Un’ultima considerazione sulla sentenza del Consiglio di Stato del 9/11/2021. Tra le tante considerazioni metagiuridiche e di politica legislativa di cui è intrisa, la più sorprendente è quella relativa all’istituto della proroga delle concessioni. Da un lato si afferma l’illegittimità della proroga concessa dal legislatore al 2033, che deve essere disapplicata non solo da Giudice, ma da tutti gli organi dell’Amministrazione, dall’altro si concede per via giudiziaria ai titolari delle concessioni demaniali turistico-ricreative una proroga al 31 dicembre 2023.

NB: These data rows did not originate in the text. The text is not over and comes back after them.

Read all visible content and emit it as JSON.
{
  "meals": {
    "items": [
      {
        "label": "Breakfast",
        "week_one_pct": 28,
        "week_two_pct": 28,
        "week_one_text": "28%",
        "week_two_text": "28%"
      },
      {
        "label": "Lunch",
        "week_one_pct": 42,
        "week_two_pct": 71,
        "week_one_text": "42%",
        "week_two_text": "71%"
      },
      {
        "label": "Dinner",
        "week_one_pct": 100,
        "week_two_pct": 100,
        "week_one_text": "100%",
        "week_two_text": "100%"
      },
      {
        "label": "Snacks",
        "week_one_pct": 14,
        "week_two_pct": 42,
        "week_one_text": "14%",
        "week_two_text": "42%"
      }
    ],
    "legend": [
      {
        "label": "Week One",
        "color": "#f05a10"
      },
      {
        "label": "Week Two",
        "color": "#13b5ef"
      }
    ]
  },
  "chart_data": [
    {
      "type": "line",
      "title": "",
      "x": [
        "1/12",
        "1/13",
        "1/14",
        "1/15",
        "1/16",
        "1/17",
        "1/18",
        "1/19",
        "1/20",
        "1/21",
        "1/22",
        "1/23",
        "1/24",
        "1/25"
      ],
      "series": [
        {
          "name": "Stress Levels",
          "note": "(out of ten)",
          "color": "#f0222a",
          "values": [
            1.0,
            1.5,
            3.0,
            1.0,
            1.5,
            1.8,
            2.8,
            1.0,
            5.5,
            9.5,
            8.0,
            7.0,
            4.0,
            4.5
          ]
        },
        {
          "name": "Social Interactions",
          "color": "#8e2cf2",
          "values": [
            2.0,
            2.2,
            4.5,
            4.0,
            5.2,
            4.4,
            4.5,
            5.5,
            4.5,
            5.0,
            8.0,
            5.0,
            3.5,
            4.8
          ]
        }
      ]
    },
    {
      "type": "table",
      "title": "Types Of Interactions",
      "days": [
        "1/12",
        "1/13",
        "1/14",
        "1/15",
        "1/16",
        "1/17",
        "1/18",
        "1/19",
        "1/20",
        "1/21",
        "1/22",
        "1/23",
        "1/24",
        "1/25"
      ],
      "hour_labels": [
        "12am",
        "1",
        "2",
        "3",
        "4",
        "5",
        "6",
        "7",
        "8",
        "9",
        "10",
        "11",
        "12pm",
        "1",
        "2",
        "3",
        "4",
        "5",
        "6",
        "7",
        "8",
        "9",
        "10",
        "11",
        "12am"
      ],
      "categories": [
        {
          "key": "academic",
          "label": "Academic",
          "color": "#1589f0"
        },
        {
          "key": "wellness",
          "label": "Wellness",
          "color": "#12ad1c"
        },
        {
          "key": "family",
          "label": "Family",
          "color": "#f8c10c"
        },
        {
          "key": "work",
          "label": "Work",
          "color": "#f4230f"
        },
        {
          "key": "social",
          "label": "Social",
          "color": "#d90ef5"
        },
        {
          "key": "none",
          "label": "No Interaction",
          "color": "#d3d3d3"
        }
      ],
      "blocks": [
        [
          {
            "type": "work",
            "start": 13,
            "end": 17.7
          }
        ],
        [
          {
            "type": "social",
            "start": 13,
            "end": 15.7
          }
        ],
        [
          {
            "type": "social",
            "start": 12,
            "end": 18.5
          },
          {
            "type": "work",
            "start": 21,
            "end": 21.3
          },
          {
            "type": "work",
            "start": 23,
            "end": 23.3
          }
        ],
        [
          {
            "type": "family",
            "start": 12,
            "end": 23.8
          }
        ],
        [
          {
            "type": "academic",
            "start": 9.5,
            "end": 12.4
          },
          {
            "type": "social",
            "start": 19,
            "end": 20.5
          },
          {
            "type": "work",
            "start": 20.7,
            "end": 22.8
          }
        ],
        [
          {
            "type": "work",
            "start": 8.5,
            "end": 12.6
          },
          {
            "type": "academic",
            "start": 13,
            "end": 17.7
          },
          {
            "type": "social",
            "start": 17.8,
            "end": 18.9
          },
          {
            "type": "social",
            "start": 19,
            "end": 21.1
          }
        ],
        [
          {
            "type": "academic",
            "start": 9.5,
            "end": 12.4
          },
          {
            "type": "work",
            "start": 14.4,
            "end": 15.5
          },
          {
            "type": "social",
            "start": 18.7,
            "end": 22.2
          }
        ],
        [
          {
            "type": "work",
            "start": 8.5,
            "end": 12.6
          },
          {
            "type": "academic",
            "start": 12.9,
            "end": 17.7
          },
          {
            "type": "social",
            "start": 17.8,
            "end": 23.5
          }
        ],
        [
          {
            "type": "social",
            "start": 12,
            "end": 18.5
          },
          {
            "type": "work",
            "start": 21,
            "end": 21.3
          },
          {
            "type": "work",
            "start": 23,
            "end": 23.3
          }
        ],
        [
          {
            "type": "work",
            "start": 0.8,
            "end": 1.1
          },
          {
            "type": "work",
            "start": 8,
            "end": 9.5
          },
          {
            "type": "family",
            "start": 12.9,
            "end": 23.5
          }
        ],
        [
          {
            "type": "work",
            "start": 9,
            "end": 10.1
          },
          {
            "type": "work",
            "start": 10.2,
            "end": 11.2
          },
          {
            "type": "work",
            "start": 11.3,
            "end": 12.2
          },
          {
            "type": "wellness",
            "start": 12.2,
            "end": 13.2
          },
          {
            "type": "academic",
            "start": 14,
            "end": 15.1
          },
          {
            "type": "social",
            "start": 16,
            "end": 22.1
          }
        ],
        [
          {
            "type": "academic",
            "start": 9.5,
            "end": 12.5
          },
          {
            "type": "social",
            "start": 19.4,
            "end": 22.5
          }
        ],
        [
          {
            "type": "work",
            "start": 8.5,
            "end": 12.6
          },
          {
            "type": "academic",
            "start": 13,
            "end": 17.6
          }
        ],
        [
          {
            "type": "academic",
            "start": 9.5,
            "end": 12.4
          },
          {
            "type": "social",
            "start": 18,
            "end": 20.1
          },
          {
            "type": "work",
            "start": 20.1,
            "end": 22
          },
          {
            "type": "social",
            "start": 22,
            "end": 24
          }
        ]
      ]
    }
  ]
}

Per quanto sopra considerato, Assobalneari Italia, aderente a Federturismo Confindustria, chiede con fermezza alle forze politiche ed al Governo di intraprendere una rapida azione nei confronti della Commissione europea finalizzata ad ottenere la sospensione della applicazione nel campo delle concessioni demaniali turistico-ricreative della Direttiva Bolkestein per il nostro Paese, chiarendo le sue implicazioni nel settore turistico (nel quale, ricordiamo, l’Unione europea non ha una competenza diretta, ma di semplice accompagnamento), l’applicabilità della stessa alle concessioni di beni, e, in ogni caso, fino a che non vi sia una reale armonizzazione del quadro normativo del settore in tutti gli Stati membri.